# Oak Island NC Need help with ID on 2 saltwater fish



## fishymcgoo (Jul 20, 2005)

Caught some speckeled trout and a bunch of flounders but i dont know what these 2 little guys are???????


----------



## bkr43050 (Apr 5, 2004)

The first is a small bluefish. Watch the teeth on those critters as they are nasty and aggressive. They get much larger. The second I am not sure about.


----------



## mike003 (Sep 8, 2007)

Maybe an Oyster Toadfish??? Agree on the small Bluefish.


----------



## fishymcgoo (Jul 20, 2005)

that picture looks just like the fish. thank you very much!


----------



## Capital outdoorsman (Mar 27, 2006)

lotsa blue fish in the carolinas and that is an oyster toadfish or as some call them Oyster Dogs.

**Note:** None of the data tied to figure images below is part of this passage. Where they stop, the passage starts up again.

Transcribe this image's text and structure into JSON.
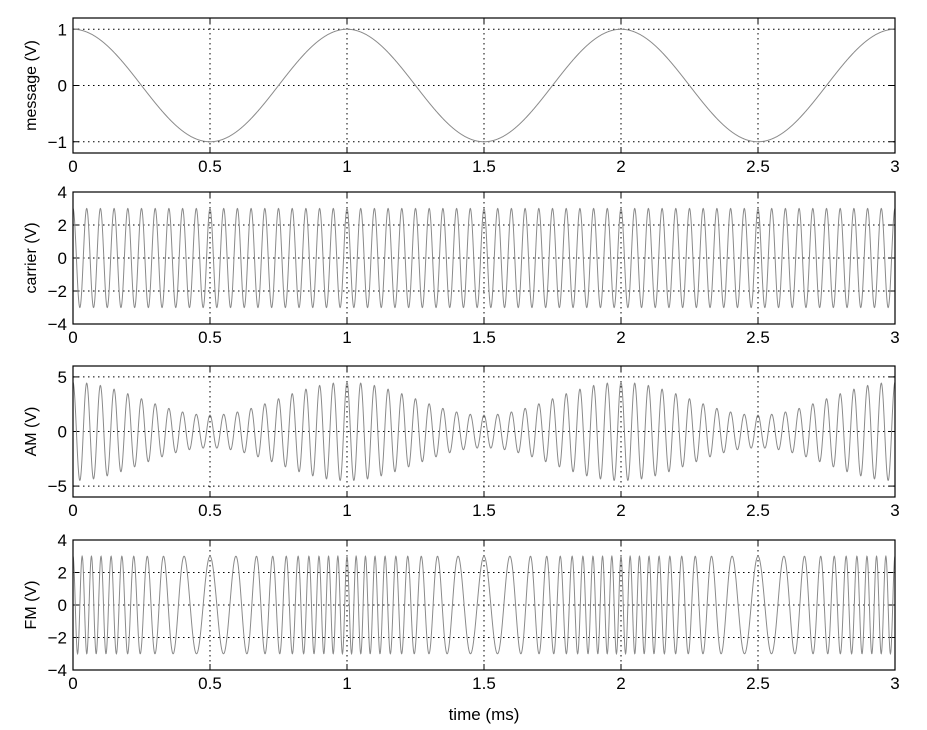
{
  "chart_data": [
    {
      "type": "line",
      "ylabel": "message (V)",
      "xlabel": "",
      "xlim": [
        0,
        3
      ],
      "ylim": [
        -1.2,
        1.2
      ],
      "xticks": [
        "0",
        "0.5",
        "1",
        "1.5",
        "2",
        "2.5",
        "3"
      ],
      "yticks": [
        {
          "value": -1,
          "label": "−1"
        },
        {
          "value": 0,
          "label": "0"
        },
        {
          "value": 1,
          "label": "1"
        }
      ],
      "grid": true,
      "series": [
        {
          "signal": "cos",
          "amplitude": 1,
          "frequency_khz": 1
        }
      ]
    },
    {
      "type": "line",
      "ylabel": "carrier (V)",
      "xlabel": "",
      "xlim": [
        0,
        3
      ],
      "ylim": [
        -4,
        4
      ],
      "xticks": [
        "0",
        "0.5",
        "1",
        "1.5",
        "2",
        "2.5",
        "3"
      ],
      "yticks": [
        {
          "value": -4,
          "label": "−4"
        },
        {
          "value": -2,
          "label": "−2"
        },
        {
          "value": 0,
          "label": "0"
        },
        {
          "value": 2,
          "label": "2"
        },
        {
          "value": 4,
          "label": "4"
        }
      ],
      "grid": true,
      "series": [
        {
          "signal": "cos",
          "amplitude": 3,
          "frequency_khz": 20
        }
      ]
    },
    {
      "type": "line",
      "ylabel": "AM (V)",
      "xlabel": "",
      "xlim": [
        0,
        3
      ],
      "ylim": [
        -6,
        6
      ],
      "xticks": [
        "0",
        "0.5",
        "1",
        "1.5",
        "2",
        "2.5",
        "3"
      ],
      "yticks": [
        {
          "value": -5,
          "label": "−5"
        },
        {
          "value": 0,
          "label": "0"
        },
        {
          "value": 5,
          "label": "5"
        }
      ],
      "grid": true,
      "series": [
        {
          "signal": "am",
          "carrier_amplitude": 3,
          "carrier_frequency_khz": 20,
          "message_amplitude": 1.5,
          "message_frequency_khz": 1
        }
      ]
    },
    {
      "type": "line",
      "ylabel": "FM (V)",
      "xlabel": "time (ms)",
      "xlim": [
        0,
        3
      ],
      "ylim": [
        -4,
        4
      ],
      "xticks": [
        "0",
        "0.5",
        "1",
        "1.5",
        "2",
        "2.5",
        "3"
      ],
      "yticks": [
        {
          "value": -4,
          "label": "−4"
        },
        {
          "value": -2,
          "label": "−2"
        },
        {
          "value": 0,
          "label": "0"
        },
        {
          "value": 2,
          "label": "2"
        },
        {
          "value": 4,
          "label": "4"
        }
      ],
      "grid": true,
      "series": [
        {
          "signal": "fm",
          "amplitude": 3,
          "carrier_frequency_khz": 20,
          "frequency_deviation_khz": 10,
          "message_frequency_khz": 1
        }
      ]
    }
  ]
}
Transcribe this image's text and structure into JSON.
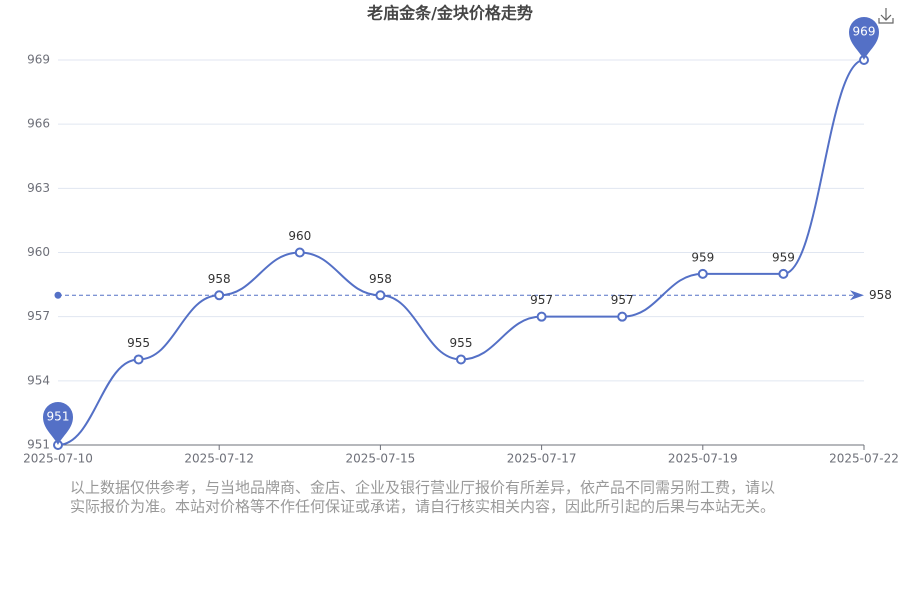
{
  "chart_data": {
    "type": "line",
    "title": "老庙金条/金块价格走势",
    "categories": [
      "2025-07-10",
      null,
      "2025-07-12",
      null,
      "2025-07-15",
      null,
      "2025-07-17",
      null,
      "2025-07-19",
      null,
      "2025-07-22"
    ],
    "series": [
      {
        "color": "#5470c6",
        "values": [
          951,
          955,
          958,
          960,
          958,
          955,
          957,
          957,
          959,
          959,
          969
        ]
      }
    ],
    "ylim": [
      951,
      969
    ],
    "yticks": [
      951,
      954,
      957,
      960,
      963,
      966,
      969
    ],
    "grid": true,
    "average_line": 958,
    "note": [
      "以上数据仅供参考，与当地品牌商、金店、企业及银行营业厅报价有所差异，依产品不同需另附工费，请以",
      "实际报价为准。本站对价格等不作任何保证或承诺，请自行核实相关内容，因此所引起的后果与本站无关。"
    ]
  }
}
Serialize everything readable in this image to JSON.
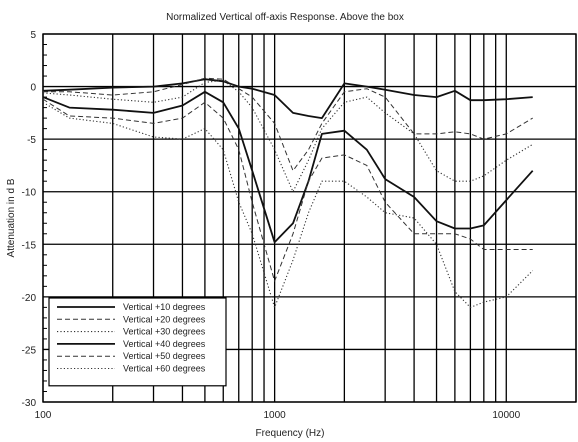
{
  "chart_data": {
    "type": "line",
    "title": "Normalized Vertical off-axis Response. Above the box",
    "xlabel": "Frequency (Hz)",
    "ylabel": "Attenuation in d B",
    "xscale": "log",
    "xlim": [
      100,
      20000
    ],
    "ylim": [
      -30,
      5
    ],
    "xticks": [
      100,
      1000,
      10000
    ],
    "xtick_labels": [
      "100",
      "1000",
      "10000"
    ],
    "yticks": [
      5,
      0,
      -5,
      -10,
      -15,
      -20,
      -25,
      -30
    ],
    "ytick_labels": [
      "5",
      "0",
      "-5",
      "-10",
      "-15",
      "-20",
      "-25",
      "-30"
    ],
    "grid": true,
    "legend_position": "bottom-left",
    "series": [
      {
        "name": "Vertical    +10 degrees",
        "style": "solid-thick",
        "color": "#111111",
        "x": [
          100,
          130,
          200,
          300,
          400,
          500,
          600,
          700,
          800,
          1000,
          1200,
          1400,
          1600,
          2000,
          2500,
          3000,
          4000,
          5000,
          6000,
          7000,
          8000,
          10000,
          13000
        ],
        "y": [
          -0.4,
          -0.3,
          -0.1,
          0.0,
          0.3,
          0.7,
          0.5,
          0.0,
          -0.2,
          -0.8,
          -2.5,
          -2.8,
          -3.0,
          0.3,
          0.0,
          -0.3,
          -0.8,
          -1.0,
          -0.4,
          -1.3,
          -1.3,
          -1.2,
          -1.0
        ]
      },
      {
        "name": "Vertical    +20 degrees",
        "style": "dashed",
        "color": "#333333",
        "x": [
          100,
          130,
          200,
          300,
          400,
          500,
          600,
          700,
          800,
          1000,
          1200,
          1400,
          1600,
          2000,
          2500,
          3000,
          4000,
          5000,
          6000,
          7000,
          8000,
          10000,
          13000
        ],
        "y": [
          -0.5,
          -0.5,
          -0.8,
          -0.5,
          0.2,
          0.8,
          0.7,
          -0.2,
          -1.0,
          -3.5,
          -8.0,
          -6.0,
          -3.5,
          -0.5,
          -0.2,
          -1.0,
          -4.5,
          -4.5,
          -4.3,
          -4.5,
          -5.0,
          -4.5,
          -3.0
        ]
      },
      {
        "name": "Vertical    +30 degrees",
        "style": "dotted",
        "color": "#333333",
        "x": [
          100,
          130,
          200,
          300,
          400,
          500,
          600,
          700,
          800,
          1000,
          1200,
          1400,
          1600,
          2000,
          2500,
          3000,
          4000,
          5000,
          6000,
          7000,
          8000,
          10000,
          13000
        ],
        "y": [
          -0.6,
          -0.8,
          -1.2,
          -1.5,
          -1.0,
          0.4,
          0.6,
          -0.5,
          -2.0,
          -6.0,
          -10.0,
          -7.0,
          -4.0,
          -1.5,
          -1.0,
          -2.5,
          -4.5,
          -8.0,
          -9.0,
          -9.0,
          -8.5,
          -7.0,
          -5.5
        ]
      },
      {
        "name": "Vertical    +40 degrees",
        "style": "solid-thick",
        "color": "#111111",
        "x": [
          100,
          130,
          200,
          300,
          400,
          500,
          600,
          700,
          800,
          1000,
          1200,
          1400,
          1600,
          2000,
          2500,
          3000,
          4000,
          5000,
          6000,
          7000,
          8000,
          10000,
          13000
        ],
        "y": [
          -1.0,
          -2.0,
          -2.2,
          -2.5,
          -1.8,
          -0.5,
          -1.5,
          -4.0,
          -8.0,
          -14.8,
          -13.0,
          -9.0,
          -4.5,
          -4.2,
          -6.0,
          -8.8,
          -10.5,
          -12.8,
          -13.5,
          -13.5,
          -13.2,
          -10.8,
          -8.0
        ]
      },
      {
        "name": "Vertical    +50 degrees",
        "style": "dashed",
        "color": "#333333",
        "x": [
          100,
          130,
          200,
          300,
          400,
          500,
          600,
          700,
          800,
          1000,
          1200,
          1400,
          1600,
          2000,
          2500,
          3000,
          4000,
          5000,
          6000,
          7000,
          8000,
          10000,
          13000
        ],
        "y": [
          -1.2,
          -2.8,
          -3.0,
          -3.5,
          -3.0,
          -1.5,
          -3.0,
          -6.0,
          -11.0,
          -18.5,
          -14.0,
          -9.0,
          -6.8,
          -6.5,
          -7.5,
          -11.0,
          -14.0,
          -14.0,
          -14.0,
          -14.5,
          -15.5,
          -15.5,
          -15.5
        ]
      },
      {
        "name": "Vertical    +60 degrees",
        "style": "dotted",
        "color": "#333333",
        "x": [
          100,
          130,
          200,
          300,
          400,
          500,
          600,
          700,
          800,
          1000,
          1200,
          1400,
          1600,
          2000,
          2500,
          3000,
          4000,
          5000,
          6000,
          7000,
          8000,
          10000,
          13000
        ],
        "y": [
          -1.5,
          -3.0,
          -3.5,
          -4.8,
          -5.0,
          -4.0,
          -6.0,
          -11.0,
          -14.0,
          -21.0,
          -16.5,
          -12.0,
          -9.0,
          -9.0,
          -10.5,
          -12.0,
          -12.5,
          -15.0,
          -19.5,
          -21.0,
          -20.5,
          -20.0,
          -17.5
        ]
      }
    ]
  }
}
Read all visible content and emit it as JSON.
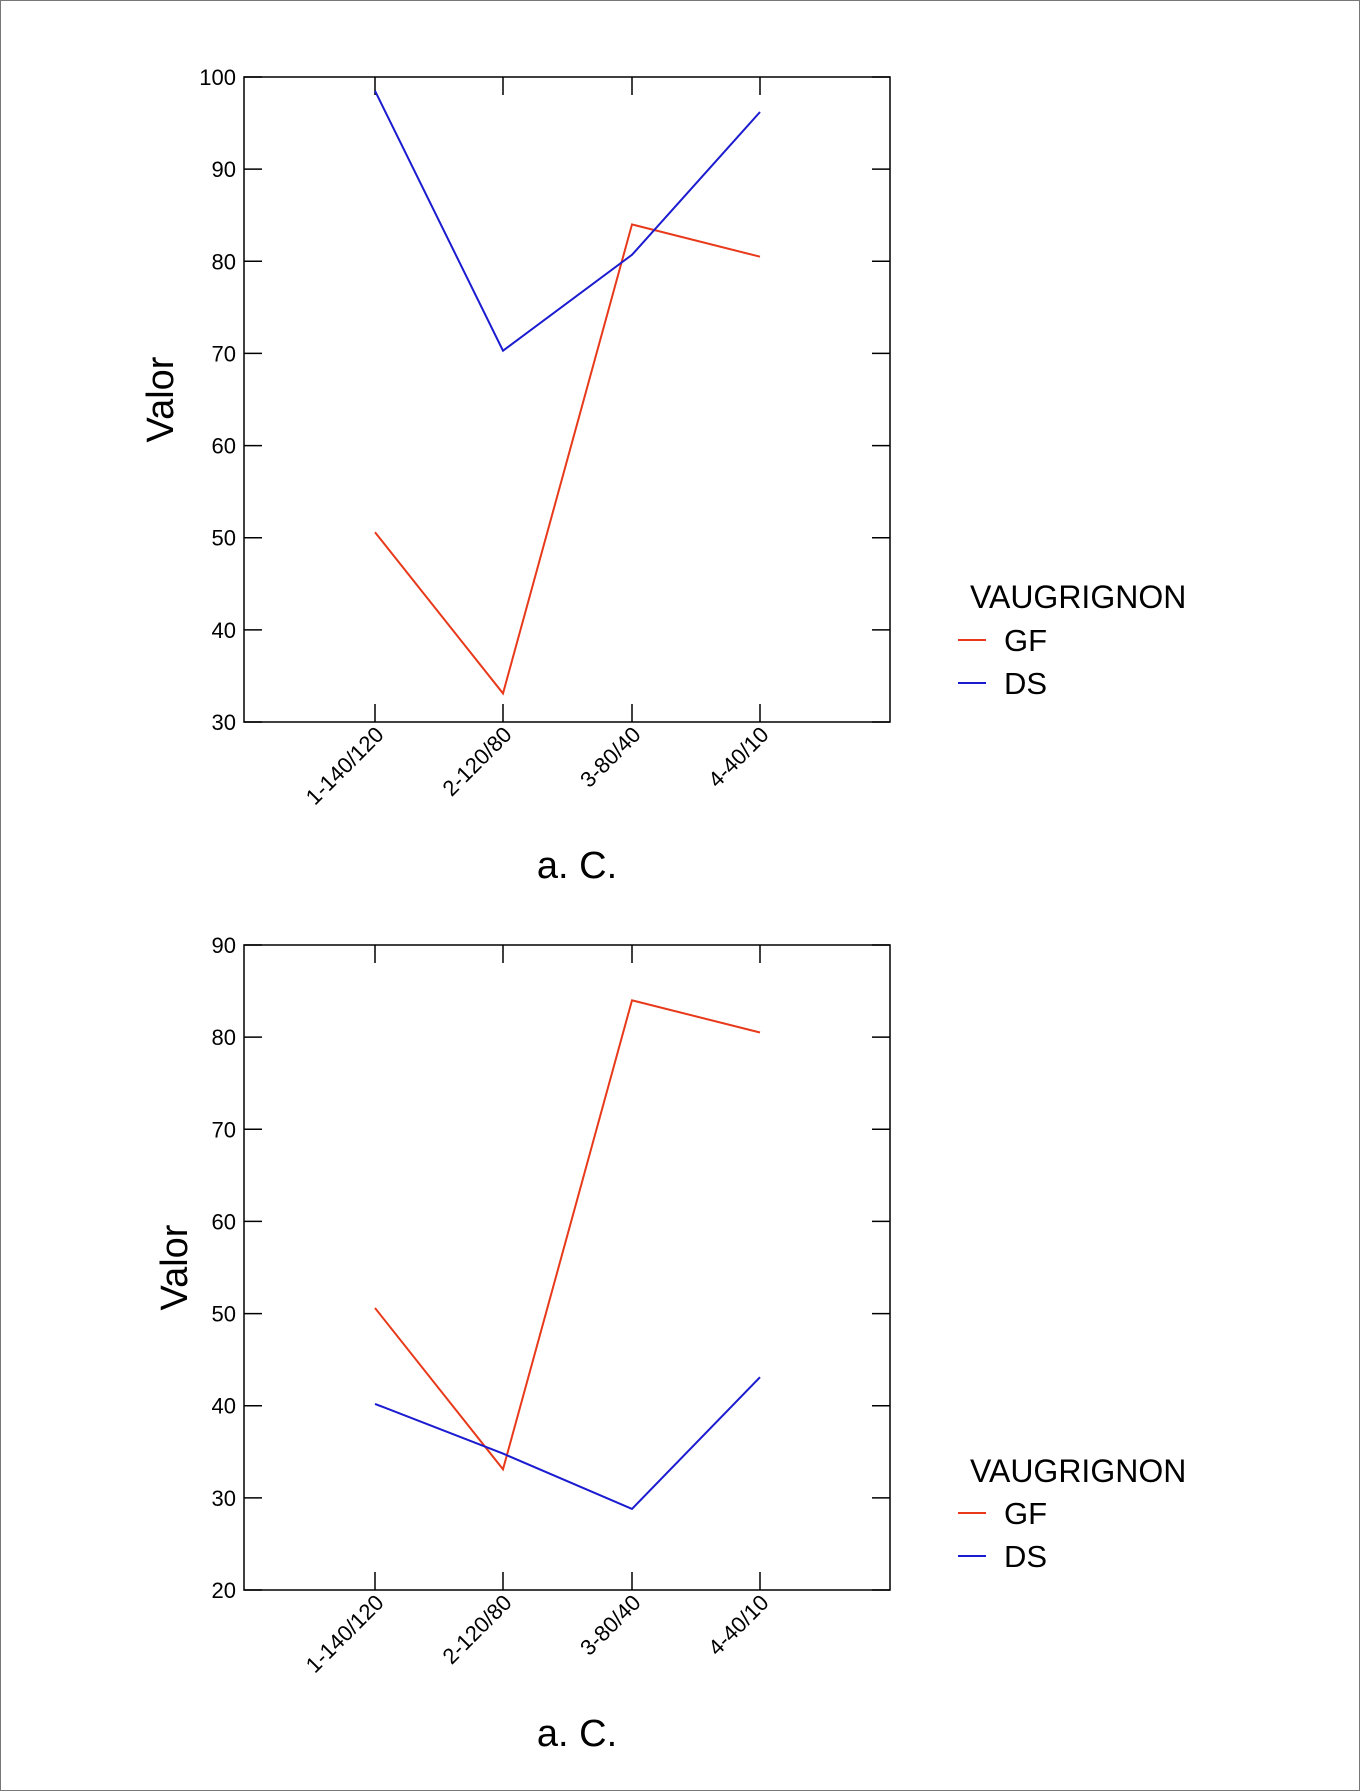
{
  "chart_data": [
    {
      "type": "line",
      "categories": [
        "1-140/120",
        "2-120/80",
        "3-80/40",
        "4-40/10"
      ],
      "series": [
        {
          "name": "GF",
          "color": "#e8391b",
          "values": [
            50.6,
            33.1,
            84.0,
            80.5
          ]
        },
        {
          "name": "DS",
          "color": "#1b1bd0",
          "values": [
            98.5,
            70.3,
            80.7,
            96.2
          ]
        }
      ],
      "yticks": [
        30,
        40,
        50,
        60,
        70,
        80,
        90,
        100
      ],
      "ylim": [
        30,
        100
      ],
      "xlabel": "a. C.",
      "ylabel": "Valor",
      "legend_title": "VAUGRIGNON",
      "legend_position": "right",
      "grid": false
    },
    {
      "type": "line",
      "categories": [
        "1-140/120",
        "2-120/80",
        "3-80/40",
        "4-40/10"
      ],
      "series": [
        {
          "name": "GF",
          "color": "#e8391b",
          "values": [
            50.6,
            33.1,
            84.0,
            80.5
          ]
        },
        {
          "name": "DS",
          "color": "#1b1bd0",
          "values": [
            40.2,
            34.8,
            28.8,
            43.1
          ]
        }
      ],
      "yticks": [
        20,
        30,
        40,
        50,
        60,
        70,
        80,
        90
      ],
      "ylim": [
        20,
        90
      ],
      "xlabel": "a. C.",
      "ylabel": "Valor",
      "legend_title": "VAUGRIGNON",
      "legend_position": "right",
      "grid": false
    }
  ]
}
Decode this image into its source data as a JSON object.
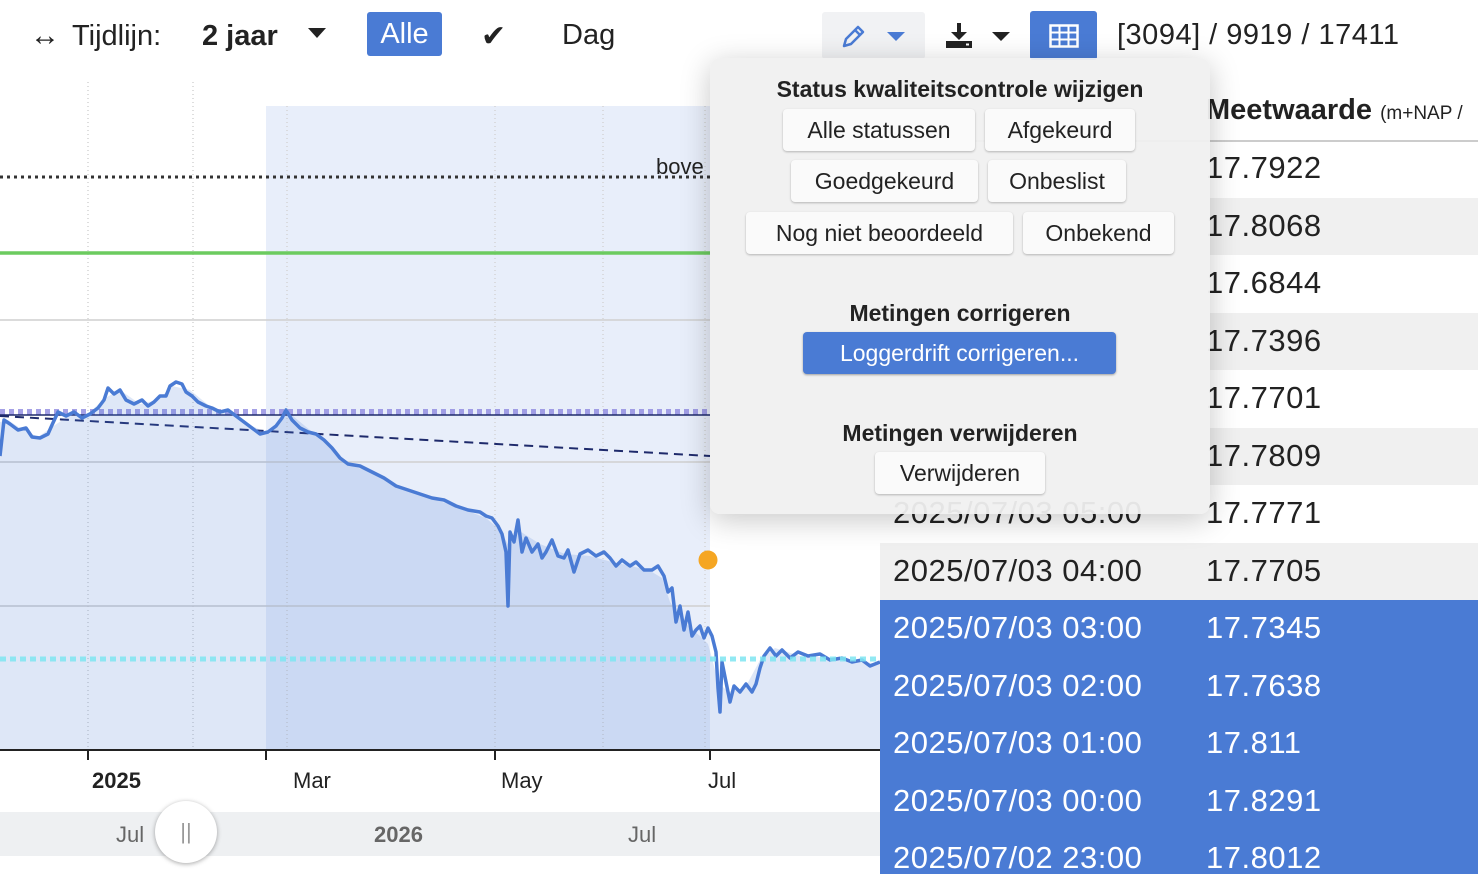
{
  "toolbar": {
    "timeline_icon": "↔",
    "timeline_label": "Tijdlijn:",
    "timeline_value": "2 jaar",
    "btn_alle": "Alle",
    "check_icon": "✔",
    "btn_dag": "Dag",
    "edit_icon": "pencil-icon",
    "download_icon": "download-icon",
    "table_icon": "table-icon",
    "counts": "[3094] / 9919 / 17411",
    "accent": "#4a7bd4"
  },
  "chart": {
    "threshold_label": "bove",
    "x_ticks": [
      {
        "label": "2025",
        "bold": true
      },
      {
        "label": "Mar",
        "bold": false
      },
      {
        "label": "May",
        "bold": false
      },
      {
        "label": "Jul",
        "bold": false
      }
    ],
    "series_color": "#4a7bd4",
    "reference_line_color": "#6ccb5f",
    "lower_line_color": "#7fe6f2",
    "highlight_point_color": "#f5a623"
  },
  "navigator": {
    "labels": [
      {
        "label": "Jul",
        "bold": false
      },
      {
        "label": "2026",
        "bold": true
      },
      {
        "label": "Jul",
        "bold": false
      }
    ],
    "handle_glyph": "||"
  },
  "table": {
    "header": {
      "column": "Meetwaarde",
      "unit": "(m+NAP /"
    },
    "rows": [
      {
        "timestamp": "",
        "value": "17.7922",
        "state": "normal"
      },
      {
        "timestamp": "",
        "value": "17.8068",
        "state": "alt"
      },
      {
        "timestamp": "",
        "value": "17.6844",
        "state": "normal"
      },
      {
        "timestamp": "",
        "value": "17.7396",
        "state": "alt"
      },
      {
        "timestamp": "",
        "value": "17.7701",
        "state": "normal"
      },
      {
        "timestamp": "",
        "value": "17.7809",
        "state": "alt"
      },
      {
        "timestamp": "2025/07/03 05:00",
        "value": "17.7771",
        "state": "normal"
      },
      {
        "timestamp": "2025/07/03 04:00",
        "value": "17.7705",
        "state": "alt"
      },
      {
        "timestamp": "2025/07/03 03:00",
        "value": "17.7345",
        "state": "sel"
      },
      {
        "timestamp": "2025/07/03 02:00",
        "value": "17.7638",
        "state": "sel"
      },
      {
        "timestamp": "2025/07/03 01:00",
        "value": "17.811",
        "state": "sel"
      },
      {
        "timestamp": "2025/07/03 00:00",
        "value": "17.8291",
        "state": "sel"
      },
      {
        "timestamp": "2025/07/02 23:00",
        "value": "17.8012",
        "state": "sel"
      }
    ]
  },
  "popup": {
    "status_heading": "Status kwaliteitscontrole wijzigen",
    "status_buttons": [
      "Alle statussen",
      "Afgekeurd",
      "Goedgekeurd",
      "Onbeslist",
      "Nog niet beoordeeld",
      "Onbekend"
    ],
    "correct_heading": "Metingen corrigeren",
    "correct_button": "Loggerdrift corrigeren...",
    "delete_heading": "Metingen verwijderen",
    "delete_button": "Verwijderen"
  }
}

Friend of mine have a right of passage in their family about catching and landing one of those. Ugly.


----------



## dadofalltrades (Apr 6, 2010)

Second picture is a Sea Robin?


----------



## Finman1 (Apr 23, 2009)

Curious what you used and how you rigged your bait? I'm going to fish in Delaware this summer and was wondering what works. I'm going to try a pier and surf near Rehoboth Beach.


----------